В центре зала — танцпол. Там двигаются тела.
Не танцуют — именно двигаются. Плотно, жадно.
Я вижу, как мужчина прижимает девушку к себе, его ладонь скользит по её бедру выше, выше.
Я поднимаюсь со стула.
Ноги слушаются плохо, как будто я не иду — меня ведут.
Бармен бросает короткий взгляд, но ничего не говорит. Здесь никто не спрашивает «куда» и «зачем». Здесь всё очевидно.
Я чувствую его рядом, хотя он не касается. Но каждое движение, каждый шаг выстроен так, что я иду именно за ним. Как будто он уже забрал мою свободу.
Ты можешь остановиться.
Сейчас. Развернись, уйди. Всё ещё можно.
Нет.
Нельзя.
Я пришла сюда именно ради этого. Ради ощущения, что сердце выскакивает из груди, а колени дрожат не от страха — от предвкушения.
Коридор за баром темнее, чем зал. Музыка звучит глуше, но всё ещё пробивается сквозь стены, как пульс. Двери по обе стороны. Закрытые. За некоторыми слышатся звуки. Сдержанные стоны. Смех. Удары тел о стены.
Я спотыкаюсь взглядом на одной из приоткрытых дверей.
Внутри двое. Мужчина держит женщину лицом к стене, её руки подняты, пальцы цепляются за обивку. Его движения жёсткие, настойчивые, её маска съехала набок, губы раскрыты в крике — или в удовольствии.
Меня пронзает током. Я отворачиваюсь слишком поздно. Картинка уже в голове.
— Не смотри, — его голос сбоку, низкий, без улыбки. — На других не смотри. Сегодня это не про них.
Я глотаю воздух, пытаясь вернуть себе хоть каплю контроля.
— А про кого?
Он резко останавливается. Поворачивается. Его ладонь упирается в стену прямо у моего лица. Вторая легко касается моей талии. Не давит. Но удерживает.
Его глаза приближаются. Серые, стальные, слишком близко.

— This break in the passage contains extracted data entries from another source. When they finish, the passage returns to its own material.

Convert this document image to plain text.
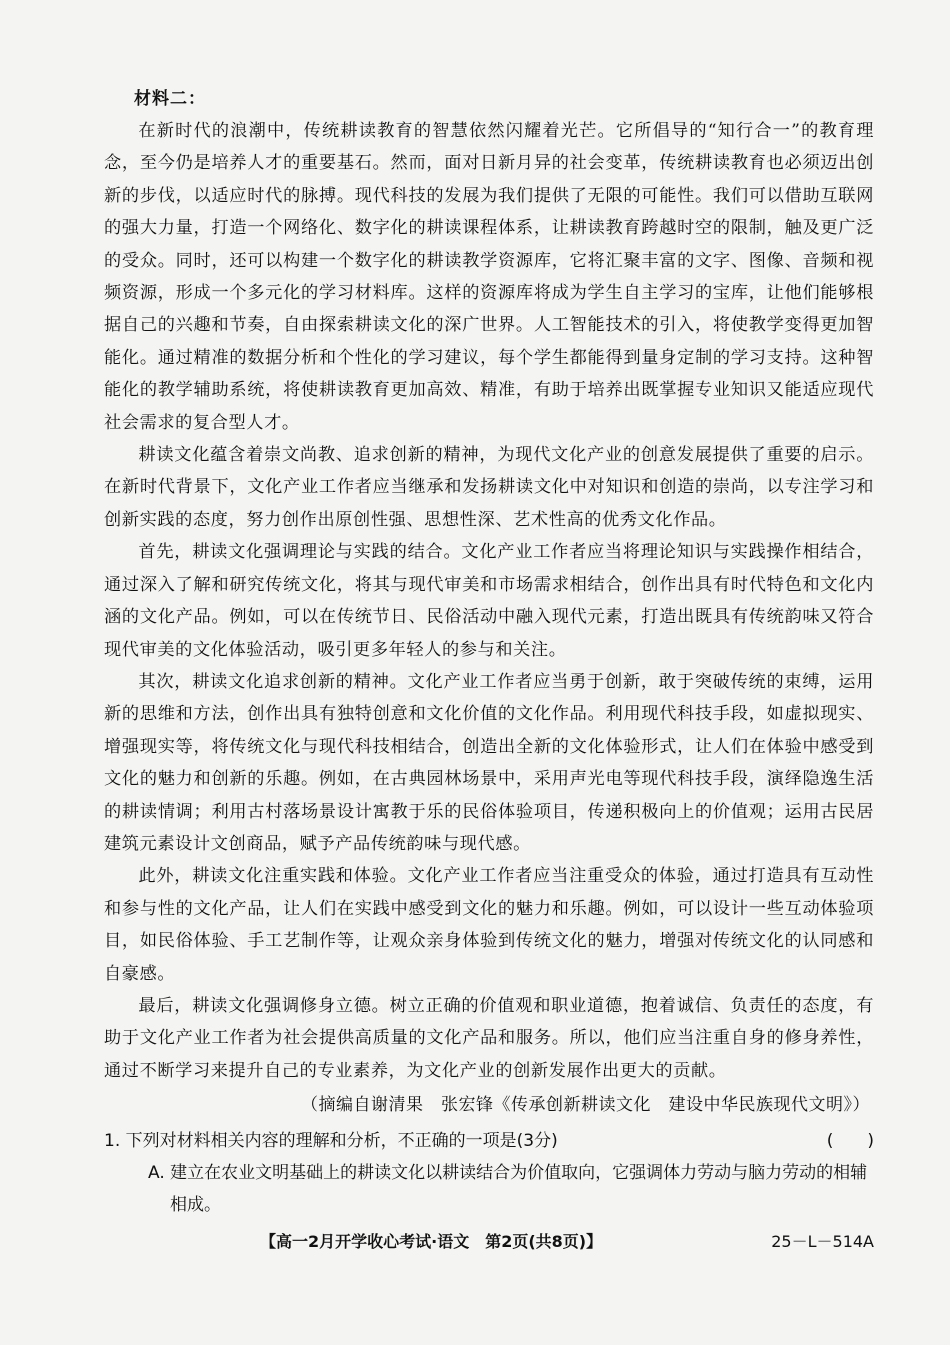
材料二：

在新时代的浪潮中，传统耕读教育的智慧依然闪耀着光芒。它所倡导的“知行合一”的教育理念，至今仍是培养人才的重要基石。然而，面对日新月异的社会变革，传统耕读教育也必须迈出创新的步伐，以适应时代的脉搏。现代科技的发展为我们提供了无限的可能性。我们可以借助互联网的强大力量，打造一个网络化、数字化的耕读课程体系，让耕读教育跨越时空的限制，触及更广泛的受众。同时，还可以构建一个数字化的耕读教学资源库，它将汇聚丰富的文字、图像、音频和视频资源，形成一个多元化的学习材料库。这样的资源库将成为学生自主学习的宝库，让他们能够根据自己的兴趣和节奏，自由探索耕读文化的深广世界。人工智能技术的引入，将使教学变得更加智能化。通过精准的数据分析和个性化的学习建议，每个学生都能得到量身定制的学习支持。这种智能化的教学辅助系统，将使耕读教育更加高效、精准，有助于培养出既掌握专业知识又能适应现代社会需求的复合型人才。

耕读文化蕴含着崇文尚教、追求创新的精神，为现代文化产业的创意发展提供了重要的启示。在新时代背景下，文化产业工作者应当继承和发扬耕读文化中对知识和创造的崇尚，以专注学习和创新实践的态度，努力创作出原创性强、思想性深、艺术性高的优秀文化作品。

首先，耕读文化强调理论与实践的结合。文化产业工作者应当将理论知识与实践操作相结合，通过深入了解和研究传统文化，将其与现代审美和市场需求相结合，创作出具有时代特色和文化内涵的文化产品。例如，可以在传统节日、民俗活动中融入现代元素，打造出既具有传统韵味又符合现代审美的文化体验活动，吸引更多年轻人的参与和关注。

其次，耕读文化追求创新的精神。文化产业工作者应当勇于创新，敢于突破传统的束缚，运用新的思维和方法，创作出具有独特创意和文化价值的文化作品。利用现代科技手段，如虚拟现实、增强现实等，将传统文化与现代科技相结合，创造出全新的文化体验形式，让人们在体验中感受到文化的魅力和创新的乐趣。例如，在古典园林场景中，采用声光电等现代科技手段，演绎隐逸生活的耕读情调；利用古村落场景设计寓教于乐的民俗体验项目，传递积极向上的价值观；运用古民居建筑元素设计文创商品，赋予产品传统韵味与现代感。

此外，耕读文化注重实践和体验。文化产业工作者应当注重受众的体验，通过打造具有互动性和参与性的文化产品，让人们在实践中感受到文化的魅力和乐趣。例如，可以设计一些互动体验项目，如民俗体验、手工艺制作等，让观众亲身体验到传统文化的魅力，增强对传统文化的认同感和自豪感。

最后，耕读文化强调修身立德。树立正确的价值观和职业道德，抱着诚信、负责任的态度，有助于文化产业工作者为社会提供高质量的文化产品和服务。所以，他们应当注重自身的修身养性，通过不断学习来提升自己的专业素养，为文化产业的创新发展作出更大的贡献。

（摘编自谢清果　张宏锋《传承创新耕读文化　建设中华民族现代文明》）
1. 下列对材料相关内容的理解和分析，不正确的一项是(3分)	(　　)
A. 建立在农业文明基础上的耕读文化以耕读结合为价值取向，它强调体力劳动与脑力劳动的相辅相成。
【高一2月开学收心考试·语文　第2页(共8页)】	25－L－514A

— Про тебя. И про то, что я сделаю с тобой.
Моё сердце рвётся наружу.
Я хочу что-то сказать, но язык предательски прикусывает тишину.
— Скажи, что хочешь остановиться, — он шепчет так близко, что его губы почти касаются моего уха. — Одно слово — и я уйду.
Я закрываю глаза.
Слово не выходит.
Его пальцы сильнее сжимают талию.
— Именно этого я и ждал. Пошли.
Я иду. Сначала будто сама. Но с каждым шагом всё яснее: я следую за ним, как за хозяином.

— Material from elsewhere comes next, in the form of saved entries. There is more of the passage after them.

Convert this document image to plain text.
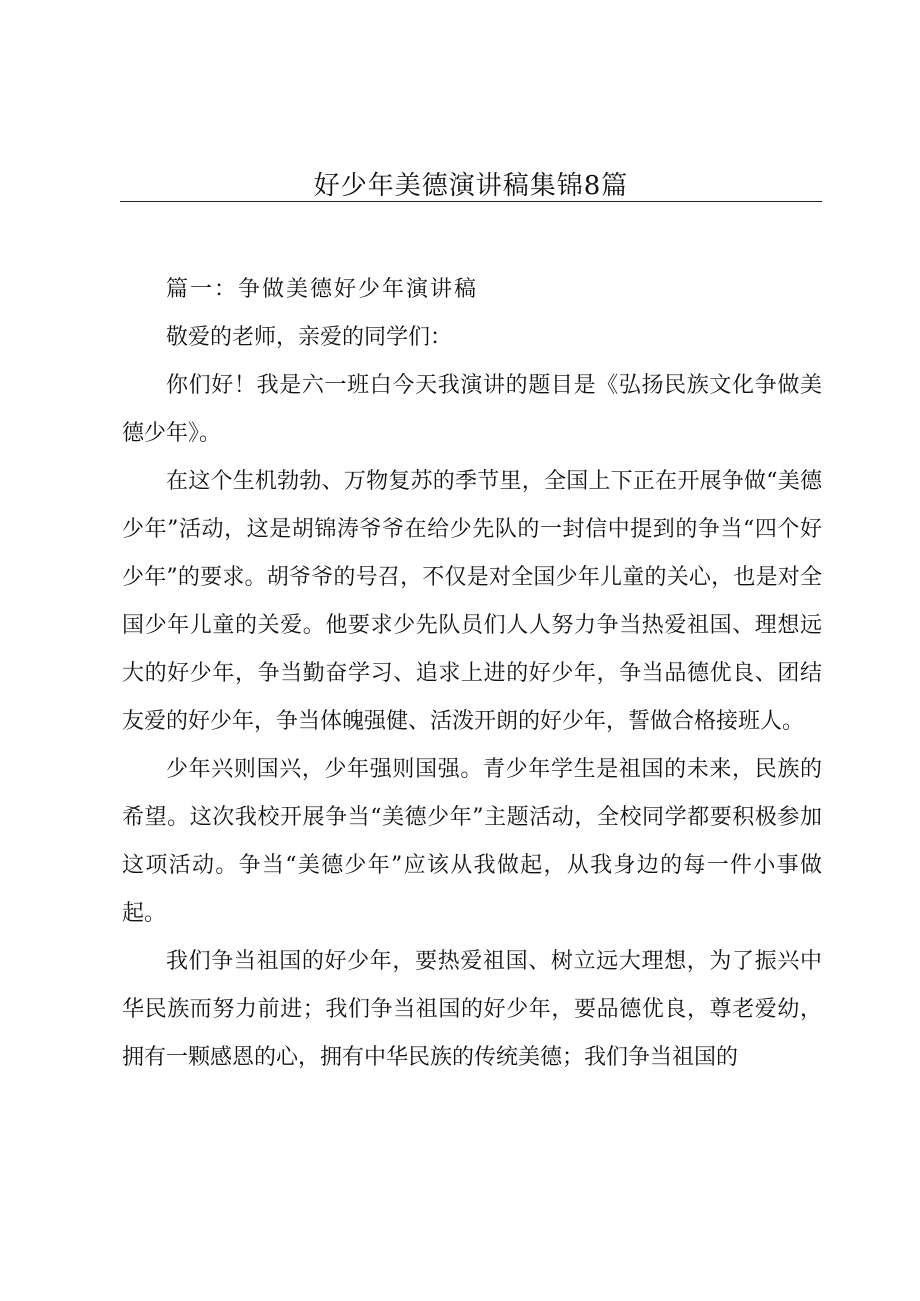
好少年美德演讲稿集锦8篇

篇一：争做美德好少年演讲稿

敬爱的老师，亲爱的同学们：

你们好！我是六一班白今天我演讲的题目是《弘扬民族文化争做美德少年》。

在这个生机勃勃、万物复苏的季节里，全国上下正在开展争做“美德少年”活动，这是胡锦涛爷爷在给少先队的一封信中提到的争当“四个好少年”的要求。胡爷爷的号召，不仅是对全国少年儿童的关心，也是对全国少年儿童的关爱。他要求少先队员们人人努力争当热爱祖国、理想远大的好少年，争当勤奋学习、追求上进的好少年，争当品德优良、团结友爱的好少年，争当体魄强健、活泼开朗的好少年，誓做合格接班人。

少年兴则国兴，少年强则国强。青少年学生是祖国的未来，民族的希望。这次我校开展争当“美德少年”主题活动，全校同学都要积极参加这项活动。争当“美德少年”应该从我做起，从我身边的每一件小事做起。

我们争当祖国的好少年，要热爱祖国、树立远大理想，为了振兴中华民族而努力前进；我们争当祖国的好少年，要品德优良，尊老爱幼，拥有一颗感恩的心，拥有中华民族的传统美德；我们争当祖国的
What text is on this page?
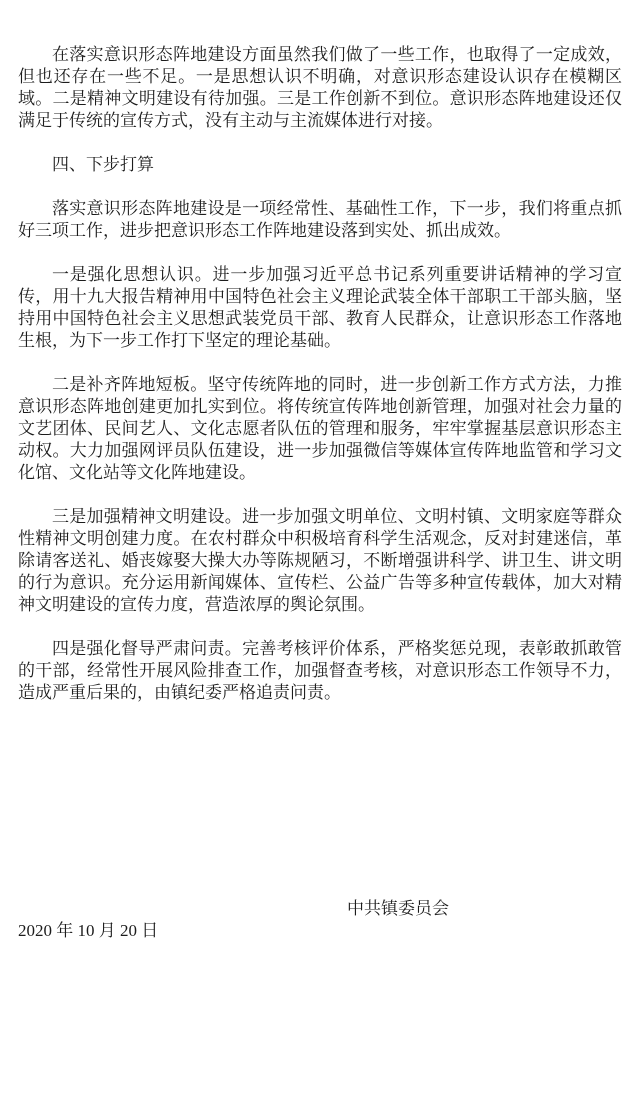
在落实意识形态阵地建设方面虽然我们做了一些工作，也取得了一定成效，但也还存在一些不足。一是思想认识不明确，对意识形态建设认识存在模糊区域。二是精神文明建设有待加强。三是工作创新不到位。意识形态阵地建设还仅满足于传统的宣传方式，没有主动与主流媒体进行对接。

四、下步打算

落实意识形态阵地建设是一项经常性、基础性工作，下一步，我们将重点抓好三项工作，进步把意识形态工作阵地建设落到实处、抓出成效。

一是强化思想认识。进一步加强习近平总书记系列重要讲话精神的学习宣传，用十九大报告精神用中国特色社会主义理论武装全体干部职工干部头脑，坚持用中国特色社会主义思想武装党员干部、教育人民群众，让意识形态工作落地生根，为下一步工作打下坚定的理论基础。

二是补齐阵地短板。坚守传统阵地的同时，进一步创新工作方式方法，力推意识形态阵地创建更加扎实到位。将传统宣传阵地创新管理，加强对社会力量的文艺团体、民间艺人、文化志愿者队伍的管理和服务，牢牢掌握基层意识形态主动权。大力加强网评员队伍建设，进一步加强微信等媒体宣传阵地监管和学习文化馆、文化站等文化阵地建设。

三是加强精神文明建设。进一步加强文明单位、文明村镇、文明家庭等群众性精神文明创建力度。在农村群众中积极培育科学生活观念，反对封建迷信，革除请客送礼、婚丧嫁娶大操大办等陈规陋习，不断增强讲科学、讲卫生、讲文明的行为意识。充分运用新闻媒体、宣传栏、公益广告等多种宣传载体，加大对精神文明建设的宣传力度，营造浓厚的舆论氛围。

四是强化督导严肃问责。完善考核评价体系，严格奖惩兑现，表彰敢抓敢管的干部，经常性开展风险排查工作，加强督查考核，对意识形态工作领导不力，造成严重后果的，由镇纪委严格追责问责。

中共镇委员会
2020 年 10 月 20 日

Он открывает одну из дверей. Движение резкое, уверенное. Внутри — мягкий свет. Бархатные стены. Низкий диван. Широкая кровать с белоснежным бельём, которое кажется кощунством на фоне того, что здесь делают.
Я делаю шаг внутрь. Воздух другой. Сладкий. Тягучий. И слишком интимный.
Дверь за спиной закрывается. Замок щёлкает так громко, что у меня перехватывает дыхание.
Я разворачиваюсь — и он уже стоит слишком близко.
— Ещё можешь уйти, — говорит он тихо, будто дразнит. — Дверь за тобой.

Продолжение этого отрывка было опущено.